You needn’t get too deep into the weeds of F-1 Trillion to sense that Post is shy about his place in country music in a way he never seemed to be in rap. Of the album’s 18 tracks, he handles three alone: a halfway-decent love song, a ballad for his daughter on her future wedding day, a synth-pop slow dance number (“What Don’t Belong To Me”) perhaps left off his last record and gussied up with pedal steel. The rest are duets with country’s luminaries, then and now.
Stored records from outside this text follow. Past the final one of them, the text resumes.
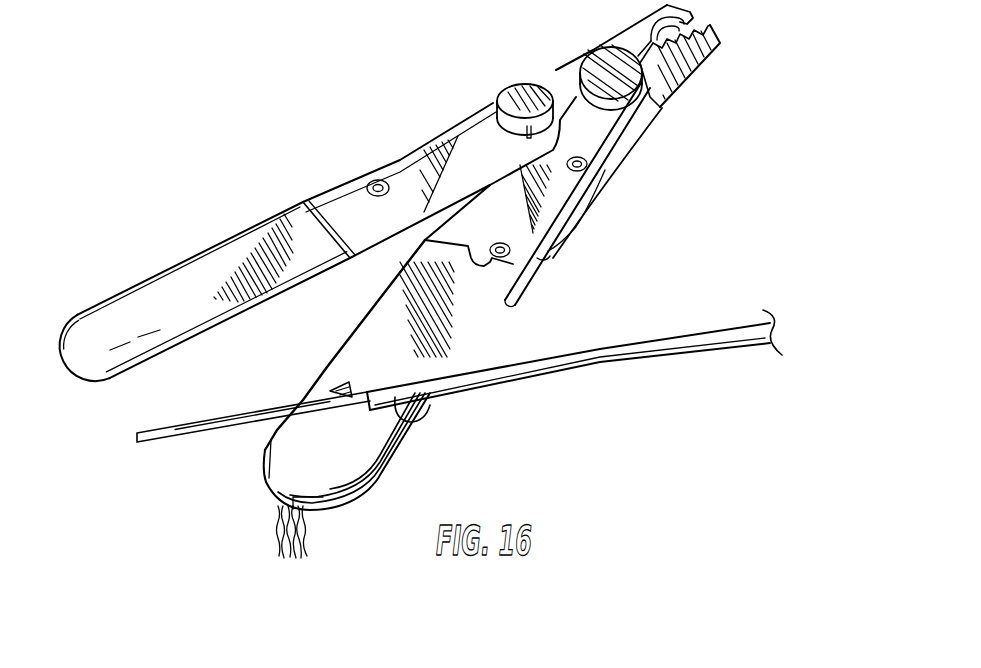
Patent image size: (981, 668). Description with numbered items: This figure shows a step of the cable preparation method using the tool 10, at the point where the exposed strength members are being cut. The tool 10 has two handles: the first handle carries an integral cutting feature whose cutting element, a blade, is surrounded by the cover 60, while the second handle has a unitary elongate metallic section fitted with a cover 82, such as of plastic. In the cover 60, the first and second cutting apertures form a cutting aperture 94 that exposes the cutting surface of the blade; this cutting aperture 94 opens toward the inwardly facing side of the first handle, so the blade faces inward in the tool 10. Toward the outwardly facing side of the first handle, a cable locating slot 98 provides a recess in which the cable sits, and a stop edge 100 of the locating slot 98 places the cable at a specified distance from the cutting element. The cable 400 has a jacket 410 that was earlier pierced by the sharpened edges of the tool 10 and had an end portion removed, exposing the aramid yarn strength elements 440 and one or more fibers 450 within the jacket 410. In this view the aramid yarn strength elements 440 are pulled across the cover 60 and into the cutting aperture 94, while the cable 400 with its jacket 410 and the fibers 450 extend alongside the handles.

The tool 10 is at (216, 92).
The cover 82 is at (231, 258).
The cover 60 is at (478, 300).
The stop edge 100 is at (352, 384).
The cable locating slot 98 is at (416, 418).
The cutting aperture 94 is at (285, 407).
The fibers 450 is at (165, 433).
The jacket 410 is at (507, 365).
The cable 400 is at (745, 330).
The aramid yarn strength elements 440 is at (305, 537).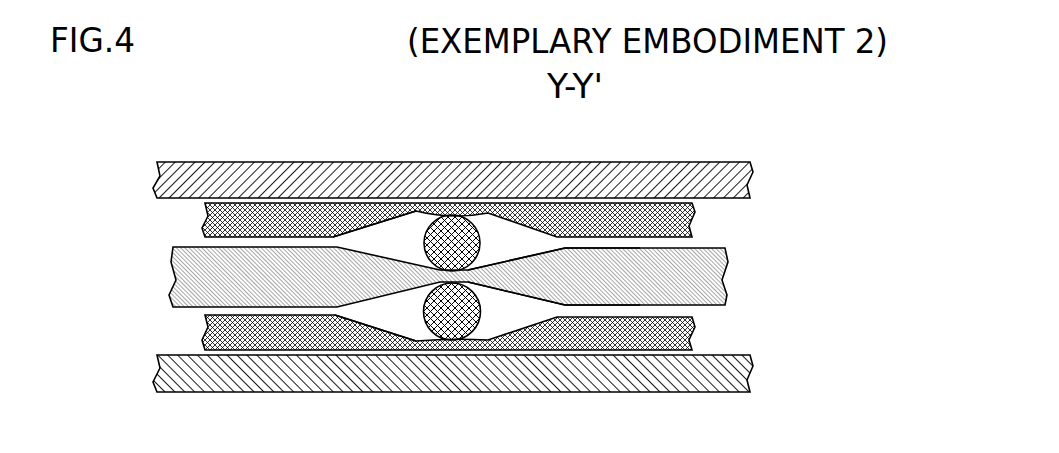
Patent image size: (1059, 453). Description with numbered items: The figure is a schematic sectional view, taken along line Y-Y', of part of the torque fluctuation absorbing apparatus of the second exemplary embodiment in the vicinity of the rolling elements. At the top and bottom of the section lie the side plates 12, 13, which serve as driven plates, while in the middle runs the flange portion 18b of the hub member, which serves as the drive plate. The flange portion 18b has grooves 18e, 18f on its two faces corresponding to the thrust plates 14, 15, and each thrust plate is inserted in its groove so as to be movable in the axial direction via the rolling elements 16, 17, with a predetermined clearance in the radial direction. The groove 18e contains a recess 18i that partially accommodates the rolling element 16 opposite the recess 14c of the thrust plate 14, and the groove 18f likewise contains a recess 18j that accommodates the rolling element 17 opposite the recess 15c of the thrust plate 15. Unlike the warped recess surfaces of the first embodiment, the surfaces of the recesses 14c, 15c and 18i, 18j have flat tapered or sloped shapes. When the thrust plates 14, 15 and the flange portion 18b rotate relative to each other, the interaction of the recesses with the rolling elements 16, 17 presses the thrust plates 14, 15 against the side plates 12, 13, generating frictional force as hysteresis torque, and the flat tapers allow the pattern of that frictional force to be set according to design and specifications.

The side plate 12 is at (245, 182).
The side plate 13 is at (242, 373).
The thrust plate 14 is at (303, 217).
The recess of thrust plate 14c is at (387, 223).
The thrust plate 15 is at (298, 335).
The recess of thrust plate 15c is at (385, 328).
The rolling element 16 is at (450, 230).
The rolling element 17 is at (453, 320).
The flange portion 18b is at (643, 268).
The recess of flange portion 18i is at (533, 412).
The recess of flange portion 18j is at (528, 345).
The groove 18e is at (605, 412).
The groove 18f is at (598, 350).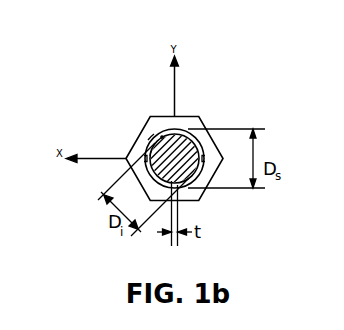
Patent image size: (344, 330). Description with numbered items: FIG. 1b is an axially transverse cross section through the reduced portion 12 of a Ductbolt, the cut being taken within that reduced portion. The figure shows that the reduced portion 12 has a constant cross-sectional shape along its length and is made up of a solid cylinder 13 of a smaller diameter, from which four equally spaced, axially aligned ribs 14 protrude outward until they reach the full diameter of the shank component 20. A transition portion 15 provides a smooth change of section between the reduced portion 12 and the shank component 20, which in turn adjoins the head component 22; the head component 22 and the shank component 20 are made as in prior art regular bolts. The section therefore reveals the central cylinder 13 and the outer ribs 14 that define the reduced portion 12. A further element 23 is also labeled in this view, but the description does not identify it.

Where Beyoncé got an interlude, Post wrangles a true Dolly Parton collab on “Have The Heart,” a Texas two-stepper on which the 78-year-old icon introduces her verse: “Wanna hear somethin’ sssexy?” On “Losers,” a stomp-clap anthem for the demimonde dwellers (“Last callers, last chancers, 9-to-5ers, truckers, dancers”), Post borrows some pathos from Jelly Roll, the Tennessee rapper turned folk balladeer whose success on the CMT circuit paved the way for guys with face tattoos to be embraced by a fanbase famous for its gatekeeping.

FAQs

Q: What is Post Malone’s shift in music style?

A: Post Malone has shifted to fun, low-stakes pop-country, which has been well-received by fans.

Q: Who are some of the collaborators on Post Malone’s album?

A: Post Malone has collaborated with artists such as Luke Combs, Dolly Parton, and Jelly Roll on his latest album.